こいつは馬鹿だろうか、尋ねた相手を間違えてしまったのだろうか、と考えたのです。
すると、少年が首をかしげて言いました。
「家ならわかりますけど……金の石の勇者になんのご用なんですか?」
男はさらにむっとしました。
おまえにそんなことは関係なかろう! とどなりそうになりましたが、すんでの所で思いとどまると、馬から飛び降りて、できるだけ丁寧な口調で言いました。
「勇者殿に大事な用事があるのだ。直接お会いして伝えねばならぬ話だ。子ども、金の石の勇者のお宅まで連れて行ってはもらえぬだろうか?」
少年はとまどう顔のまま旅人を見つめていましたが、ふと、旅人の足下に目を向けました。
いつの間に来ていたのか、一匹の白い子犬がしきりに男の靴の匂いをかいでいたのです。
「ポチ」
少年に呼ばれて子犬が駆け寄りました。
少年は抱き上げると、しばらくほおずりするように犬に顔を寄せ、改めて旅の男に言いました。

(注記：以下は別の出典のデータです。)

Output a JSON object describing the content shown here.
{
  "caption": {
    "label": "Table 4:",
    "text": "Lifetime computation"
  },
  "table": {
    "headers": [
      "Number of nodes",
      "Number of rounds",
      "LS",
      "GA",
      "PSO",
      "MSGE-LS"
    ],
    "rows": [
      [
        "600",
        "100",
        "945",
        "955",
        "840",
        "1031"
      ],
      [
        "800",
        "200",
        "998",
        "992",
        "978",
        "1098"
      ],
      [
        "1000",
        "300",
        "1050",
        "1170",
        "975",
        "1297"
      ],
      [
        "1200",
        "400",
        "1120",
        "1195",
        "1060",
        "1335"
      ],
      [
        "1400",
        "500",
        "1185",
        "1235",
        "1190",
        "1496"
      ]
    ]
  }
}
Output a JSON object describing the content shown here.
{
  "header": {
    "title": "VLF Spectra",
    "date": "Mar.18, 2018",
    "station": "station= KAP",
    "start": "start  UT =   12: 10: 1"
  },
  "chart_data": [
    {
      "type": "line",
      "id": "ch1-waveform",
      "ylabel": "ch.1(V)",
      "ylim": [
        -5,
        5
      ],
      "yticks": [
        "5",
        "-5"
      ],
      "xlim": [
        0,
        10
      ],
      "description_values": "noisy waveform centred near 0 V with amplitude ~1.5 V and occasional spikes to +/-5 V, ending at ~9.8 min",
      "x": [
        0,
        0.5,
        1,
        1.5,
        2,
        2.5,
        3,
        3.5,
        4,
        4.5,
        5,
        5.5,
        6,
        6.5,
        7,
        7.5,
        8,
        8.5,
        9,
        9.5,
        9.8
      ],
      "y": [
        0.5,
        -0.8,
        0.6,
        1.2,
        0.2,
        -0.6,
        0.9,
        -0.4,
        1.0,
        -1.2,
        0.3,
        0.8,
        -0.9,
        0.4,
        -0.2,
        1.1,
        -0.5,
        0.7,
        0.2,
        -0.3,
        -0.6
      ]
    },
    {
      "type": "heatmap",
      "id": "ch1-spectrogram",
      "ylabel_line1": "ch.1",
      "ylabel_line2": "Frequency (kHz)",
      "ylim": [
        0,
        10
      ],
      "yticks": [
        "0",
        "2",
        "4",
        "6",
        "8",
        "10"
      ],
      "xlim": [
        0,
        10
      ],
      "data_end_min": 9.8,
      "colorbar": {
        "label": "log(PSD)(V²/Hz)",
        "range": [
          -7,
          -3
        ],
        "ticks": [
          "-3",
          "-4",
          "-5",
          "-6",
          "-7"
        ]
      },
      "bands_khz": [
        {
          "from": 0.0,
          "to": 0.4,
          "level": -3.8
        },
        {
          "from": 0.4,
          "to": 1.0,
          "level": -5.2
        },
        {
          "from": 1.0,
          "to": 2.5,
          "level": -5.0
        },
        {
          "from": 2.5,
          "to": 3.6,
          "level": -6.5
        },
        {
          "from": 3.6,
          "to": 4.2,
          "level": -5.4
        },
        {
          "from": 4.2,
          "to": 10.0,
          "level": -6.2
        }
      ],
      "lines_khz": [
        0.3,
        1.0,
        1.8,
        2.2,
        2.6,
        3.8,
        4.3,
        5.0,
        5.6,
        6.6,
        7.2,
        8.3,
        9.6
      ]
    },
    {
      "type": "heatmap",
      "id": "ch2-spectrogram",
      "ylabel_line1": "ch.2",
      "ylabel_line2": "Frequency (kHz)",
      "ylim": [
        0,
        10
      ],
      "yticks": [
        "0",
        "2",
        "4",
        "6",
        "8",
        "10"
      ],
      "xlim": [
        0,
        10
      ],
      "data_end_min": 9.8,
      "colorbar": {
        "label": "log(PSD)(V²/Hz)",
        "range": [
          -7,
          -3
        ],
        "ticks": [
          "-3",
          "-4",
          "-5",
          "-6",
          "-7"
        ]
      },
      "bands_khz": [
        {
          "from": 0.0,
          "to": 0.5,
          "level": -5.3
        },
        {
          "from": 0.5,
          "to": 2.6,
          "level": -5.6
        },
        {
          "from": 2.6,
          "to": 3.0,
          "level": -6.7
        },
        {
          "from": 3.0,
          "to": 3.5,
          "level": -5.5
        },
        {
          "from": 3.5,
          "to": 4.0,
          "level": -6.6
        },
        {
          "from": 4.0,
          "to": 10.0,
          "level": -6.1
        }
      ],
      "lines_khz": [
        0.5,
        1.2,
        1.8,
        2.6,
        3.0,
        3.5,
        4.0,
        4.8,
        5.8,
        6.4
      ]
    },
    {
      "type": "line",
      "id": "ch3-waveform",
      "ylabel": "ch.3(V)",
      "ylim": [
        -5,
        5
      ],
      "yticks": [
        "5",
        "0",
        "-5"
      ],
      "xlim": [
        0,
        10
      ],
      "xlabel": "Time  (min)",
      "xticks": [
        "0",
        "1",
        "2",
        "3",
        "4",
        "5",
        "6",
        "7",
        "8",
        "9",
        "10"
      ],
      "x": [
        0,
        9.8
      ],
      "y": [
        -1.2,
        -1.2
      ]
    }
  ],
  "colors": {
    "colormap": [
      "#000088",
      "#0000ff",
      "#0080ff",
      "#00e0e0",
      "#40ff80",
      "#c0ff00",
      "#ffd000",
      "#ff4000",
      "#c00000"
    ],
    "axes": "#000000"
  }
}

「わかりました、金の石の勇者の家までご案内します。ついてきてください」
今にも爆発しそうなほどじりじりしていた男は、ほっと肩の力を抜きました。
「そうか……! そうか、そうか、かたじけない!」
笑い顔になって繰り返すと、馬の手綱を引いて、少年の後についていきます。
少年は先に立って通りを歩いていきました。
足元に白い子犬がまとわりつくので、優しいまなざしを向けています。
そんな少年に、男は尋ねました。
「おまえの名は何というのだ?」
すると、少年と子犬が同時に振り返りました。青と黒の四つの瞳が旅人を見つめます。
「フルートです」
と少年は、はっきりした声で答えました。
「そうか」
男はなんということもなく言うと、また黙って少年についていきました。
すると、どこかから、くすり、と小さな笑い声がしました。
フルートという少年が笑ったのではありません。
男はあたりを見回し、誰も自分たちに注目していなかったので、首をひねりました――。